Kenyan lawmakers say govt should reject KCB’s acquisition of NBK

Customers are seen outside the banking hall at the Kenya Commercial Bank (KCB), Kencom branch in Nairobi, Kenya July 10, 2018. REUTERS/Thomas Mukoya

NAIROBI (Reuters) – A Kenyan parliamentary committee recommended on Wednesday that the government should reject KCB Group’s acquisition of the majority state-owned National Bank of Kenya and instead raise capital by selling additional shares.

KCB, which also operates in Uganda, Tanzania, Rwanda, Burundi and South Sudan, is Kenya’s largest lender by assets.

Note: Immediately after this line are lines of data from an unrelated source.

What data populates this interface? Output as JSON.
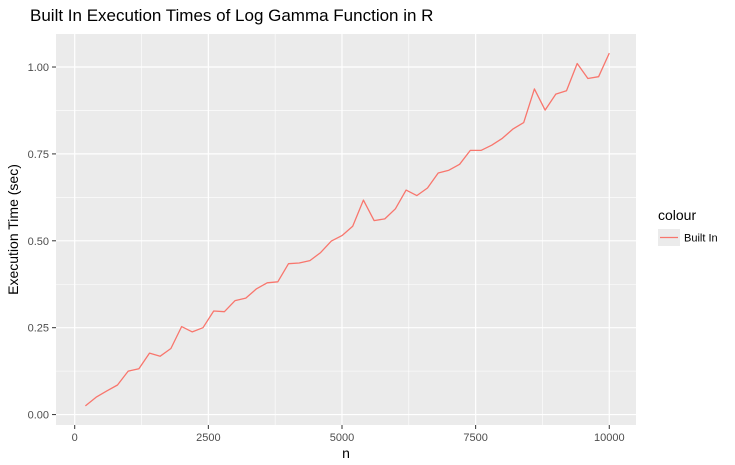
{
  "chart_data": {
    "type": "line",
    "title": "Built In Execution Times of Log Gamma Function in R",
    "xlabel": "n",
    "ylabel": "Execution Time (sec)",
    "xlim": [
      -350,
      10500
    ],
    "ylim": [
      -0.03,
      1.095
    ],
    "x_ticks": [
      0,
      2500,
      5000,
      7500,
      10000
    ],
    "x_tick_labels": [
      "0",
      "2500",
      "5000",
      "7500",
      "10000"
    ],
    "y_ticks": [
      0.0,
      0.25,
      0.5,
      0.75,
      1.0
    ],
    "y_tick_labels": [
      "0.00",
      "0.25",
      "0.50",
      "0.75",
      "1.00"
    ],
    "grid": true,
    "legend": {
      "title": "colour",
      "placement": "right"
    },
    "series": [
      {
        "name": "Built In",
        "color": "#f8766d",
        "x": [
          200,
          400,
          600,
          800,
          1000,
          1200,
          1400,
          1600,
          1800,
          2000,
          2200,
          2400,
          2600,
          2800,
          3000,
          3200,
          3400,
          3600,
          3800,
          4000,
          4200,
          4400,
          4600,
          4800,
          5000,
          5200,
          5400,
          5600,
          5800,
          6000,
          6200,
          6400,
          6600,
          6800,
          7000,
          7200,
          7400,
          7600,
          7800,
          8000,
          8200,
          8400,
          8600,
          8800,
          9000,
          9200,
          9400,
          9600,
          9800,
          10000
        ],
        "y": [
          0.025,
          0.05,
          0.068,
          0.085,
          0.125,
          0.132,
          0.177,
          0.168,
          0.19,
          0.253,
          0.238,
          0.25,
          0.298,
          0.296,
          0.328,
          0.335,
          0.362,
          0.379,
          0.382,
          0.434,
          0.436,
          0.443,
          0.466,
          0.499,
          0.515,
          0.542,
          0.617,
          0.558,
          0.563,
          0.592,
          0.646,
          0.63,
          0.652,
          0.695,
          0.703,
          0.72,
          0.76,
          0.76,
          0.775,
          0.795,
          0.822,
          0.84,
          0.937,
          0.876,
          0.922,
          0.932,
          1.01,
          0.967,
          0.972,
          1.04
        ]
      }
    ]
  }
}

It made the takeover offer in April, joining a wave of consolidation in Kenya’s banking industry.

In May the bank said expected to complete the acquisition by October.

“The principal shareholders … should not accept the offer by KCB on the acquisition of 100% shares of NBK,” said the Parliamentary Committee on Finance and National Planning in a report.

“The National Bank should pursue the rights issue way in order to raise enough capital.”

The committee said KCB’s offer did not reflect the fair value of NBK.

“KCB gave an offer bid per share price of KSh 3.801 and the total value of NBK at KSh 6 billion ($58 million) against an independent valuation of per share price of Ksh 6.1 and a total value of KSh 9 billion,” the report said.

The proposed transaction would be the second major deal among Kenyan lenders since the government capped commercial lending rates in 2016, squeezing lenders’ profit margins and forcing them to look at survival strategies, including consolidation.